Off to a Blazing Start
Less than six years after taking up distance running, Andrew Wheating has emerged as the next great American Miler
By Tim Layden, Sports Illustrated
He ran not for crypto-religious reasons, but to win races, to cover ground fast. —John L. Parker Jr., Once a Runner
Most gifted young runners are not just participants in their sport; they are fully absorbed in its culture. They begin running early and soon learn the obsessively numerical language of the game—splits, Miles per week, national rankings—and they become connected across time zones in an Internet-based community. They are passionate about racing against the clock, but not always about racing against other runners.

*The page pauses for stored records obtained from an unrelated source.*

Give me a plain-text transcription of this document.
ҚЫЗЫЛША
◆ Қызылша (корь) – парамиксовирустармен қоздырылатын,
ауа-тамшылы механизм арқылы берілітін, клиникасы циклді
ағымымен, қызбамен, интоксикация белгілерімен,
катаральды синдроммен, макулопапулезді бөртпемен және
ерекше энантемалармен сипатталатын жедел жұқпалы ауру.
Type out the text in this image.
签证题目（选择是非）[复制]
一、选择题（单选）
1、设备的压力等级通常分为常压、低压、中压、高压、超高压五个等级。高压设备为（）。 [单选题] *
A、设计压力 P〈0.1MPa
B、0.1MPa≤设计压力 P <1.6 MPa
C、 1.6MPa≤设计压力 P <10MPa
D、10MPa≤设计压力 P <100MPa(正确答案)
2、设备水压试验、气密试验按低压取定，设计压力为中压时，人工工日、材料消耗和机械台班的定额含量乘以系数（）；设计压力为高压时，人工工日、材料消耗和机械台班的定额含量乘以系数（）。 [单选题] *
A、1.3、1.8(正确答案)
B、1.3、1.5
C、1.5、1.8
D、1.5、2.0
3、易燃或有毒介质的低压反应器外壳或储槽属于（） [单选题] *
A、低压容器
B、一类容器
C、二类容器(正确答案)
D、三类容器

Then there is Andrew Wheating. He didn't run a track race until the winter of his senior year at a tiny prep school in New Hampshire, 4½ years ago. When other runners would gasp, "Oh, my god, sixty-two!" for a lap run in one minute and two seconds, Wheating would ask, "Sixty-two what? Sixty-two runners in the race?" When he arrived at Oregon as an under-the-radar recruit in 2006, he had never heard of Morocco's Hicham El Guerrouj, the greatest Miler in history.
"I remember him asking me, after he had decided to go to Oregon, what the world record was for the Mile," says former Stanford runner Russell Brown, who knew Wheating from growing up in New Hampshire. "He knew nothing about the sport."